I only have 2 more days of being on crutches. Potentially. I mean, I admit there is always the possibility of him not letting me walk quite yet. Five weeks ago I thought he would take away the crutches too and here we are. I'm not expecting to get to run anytime soon, but it would be nice to be given permission to walk. And really, if we're realistic, I'm walking anways. So, I'm assuming that they're going to let me walk. But you never know do you?

Track season is beginning and it's becoming increasingly hard for me to not get depressed about all of this. I knew this would happen weeks ago, but I never knew it would be this frustrating. What I mean is this: I experienced the first "wave" of sadness right away when it seemed like the whole world ended just because running did. I got over that. And I'm O.K. with not running again until I'm good and healed. I understand that this is all for the best. Plus I love swimming, I love biking.

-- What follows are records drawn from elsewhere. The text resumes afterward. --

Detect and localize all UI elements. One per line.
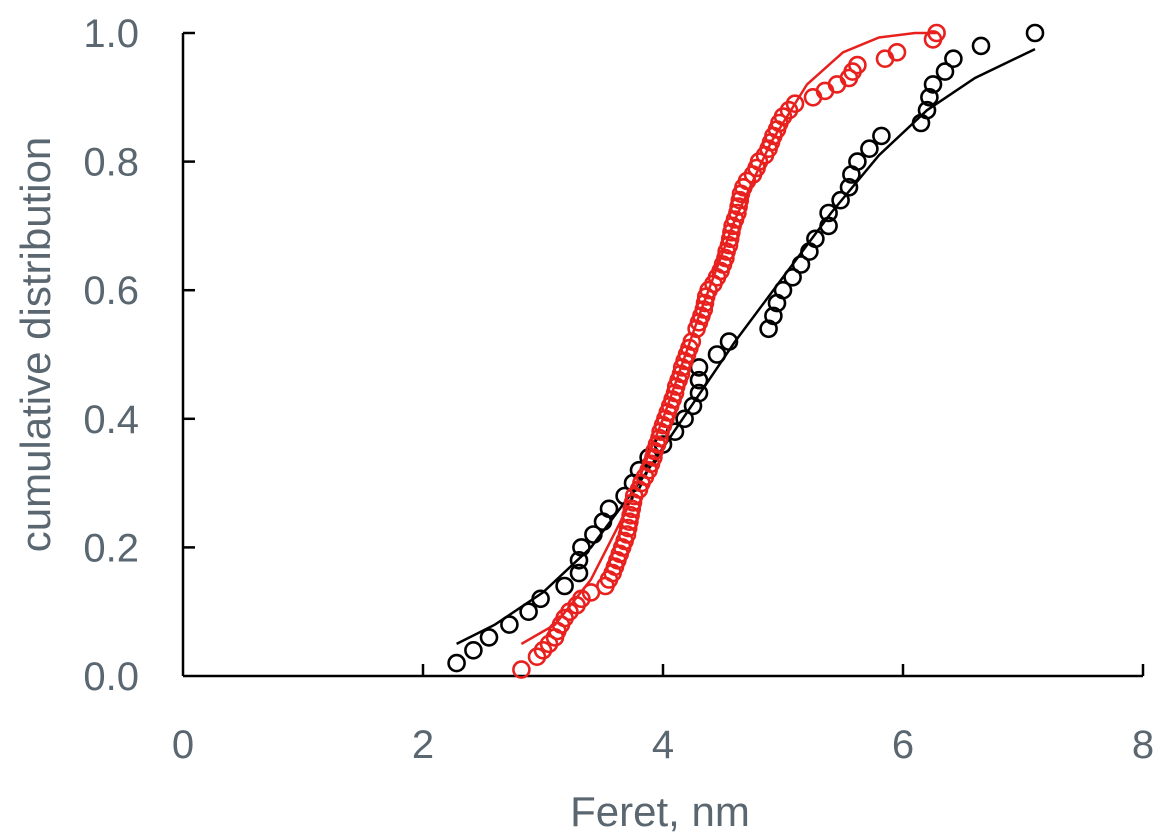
- data-point-series-1: [675, 409, 694, 429]
- data-point-series-1: [599, 499, 619, 519]
- data-point-series-1: [923, 75, 943, 94]
- data-point-series-1: [944, 49, 963, 69]
- data-point-series-2: [927, 23, 946, 43]
- data-point-series-2: [618, 518, 638, 538]
- data-point-series-2: [716, 248, 735, 268]
- data-point-series-1: [917, 100, 937, 120]
- data-points: [447, 23, 1045, 679]
- data-point-series-1: [519, 602, 538, 622]
- data-point-series-2: [671, 364, 691, 384]
- data-point-series-2: [749, 152, 769, 171]
- x-ticks: 0 2 4 6 8: [172, 664, 1154, 767]
- data-point-series-1: [819, 203, 838, 223]
- axes: 0 2 4 6 8 0.0 0.2 0.4 0.6 0.8 1.0: [83, 12, 1154, 767]
- data-point-series-1: [500, 615, 519, 634]
- data-point-series-2: [695, 293, 715, 313]
- data-point-series-2: [785, 94, 805, 113]
- data-point-series-2: [773, 107, 793, 126]
- y-tick-label: 0.4: [83, 398, 139, 442]
- data-point-series-1: [848, 152, 867, 171]
- data-point-series-1: [860, 139, 879, 158]
- data-point-series-1: [464, 640, 483, 660]
- data-point-series-1: [719, 332, 739, 351]
- data-point-series-2: [729, 197, 748, 216]
- x-tick-label: 6: [892, 723, 914, 767]
- data-point-series-1: [689, 383, 709, 403]
- data-point-series-1: [935, 62, 955, 81]
- data-point-series-1: [872, 126, 891, 146]
- y-tick-label: 0.2: [83, 526, 139, 570]
- y-tick-label: 0.6: [83, 269, 139, 313]
- data-point-series-1: [555, 576, 574, 596]
- data-point-series-1: [791, 255, 811, 274]
- y-tick-label: 0.8: [83, 141, 139, 185]
- data-point-series-1: [584, 525, 603, 544]
- data-point-series-1: [819, 216, 838, 236]
- data-point-series-1: [569, 550, 589, 570]
- data-point-series-2: [533, 640, 553, 660]
- data-point-series-2: [650, 428, 669, 448]
- data-point-series-2: [694, 300, 714, 319]
- data-point-series-2: [848, 55, 867, 75]
- data-point-series-1: [806, 229, 825, 249]
- data-point-series-2: [644, 448, 663, 467]
- fit-line-series-1: [456, 47, 1036, 646]
- data-point-series-1: [920, 88, 939, 107]
- data-point-series-2: [621, 505, 640, 525]
- data-point-series-2: [737, 171, 757, 191]
- data-point-series-1: [572, 538, 591, 557]
- x-tick-label: 4: [652, 723, 674, 767]
- data-point-series-1: [839, 178, 859, 197]
- data-point-series-1: [831, 190, 850, 210]
- data-point-series-2: [728, 203, 747, 223]
- y-axis-title: cumulative distribution: [12, 137, 59, 553]
- data-point-series-1: [783, 267, 802, 287]
- data-point-series-2: [887, 42, 907, 62]
- data-point-series-1: [479, 628, 499, 647]
- y-tick-label: 0.0: [83, 655, 139, 699]
- data-point-series-1: [689, 370, 709, 390]
- data-point-series-2: [617, 525, 637, 544]
- data-point-series-2: [665, 383, 685, 403]
- data-point-series-1: [1025, 23, 1045, 43]
- data-point-series-1: [707, 345, 727, 364]
- y-tick-label: 1.0: [83, 12, 139, 56]
- data-point-series-2: [722, 223, 741, 242]
- x-tick-label: 2: [412, 723, 434, 767]
- data-point-series-1: [531, 589, 550, 609]
- data-point-series-1: [764, 306, 783, 326]
- data-point-series-1: [447, 653, 466, 673]
- data-point-series-1: [971, 36, 991, 56]
- data-point-series-2: [720, 229, 740, 249]
- data-point-series-2: [527, 647, 547, 667]
- fit-lines: [456, 31, 1036, 646]
- x-axis-title: Feret, nm: [570, 788, 750, 835]
- data-point-series-2: [572, 589, 591, 609]
- data-point-series-1: [569, 563, 589, 583]
- data-point-series-2: [620, 512, 639, 532]
- y-ticks: 0.0 0.2 0.4 0.6 0.8 1.0: [83, 12, 195, 699]
- data-point-series-2: [622, 499, 642, 519]
- data-point-series-2: [512, 660, 531, 679]
- x-tick-label: 0: [172, 723, 194, 767]
- data-point-series-1: [773, 280, 793, 300]
- data-point-series-2: [730, 190, 750, 210]
- data-point-series-2: [719, 235, 739, 255]
- x-tick-label: 8: [1132, 723, 1154, 767]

I knew I would be sad when track rolled around but I didn't know how sad. So now is the beginning of the "second wave" of sadness. So many of my friends, are getting ready for the season and getting excited about upcoming races. Races, that I'm going to have to watch. I think that if it were just me, things would be different, coping would be different because I wouldn't have to stare running in the face every day. I could just, as I have been doing, pretend that it doesn't exist. But since I'll be at meets and at practice it's hard to pretend that it's not there.

I just need to remember that this isn't all that there is. There will be more running in the future, whether I can run now or not. I have to keep my eyes forward to the future and not fixated on the present.
Most importantly, I need to remember that right now I need to be putting all of my energy into getting healthy again, and becoming a better, stronger person. 

I think, partially, what I'm worried about is not being able to run again for a long time. That's what's been keeping me up at night lately. Half of me is excited about the prospect of the doctor allowing me to walk again, the other half keeps whispering in my ears "what if he never lets you run"

So, once again, fingers crossed, I'm off to the doctor in two days. Maybe I'll come walking out of his office.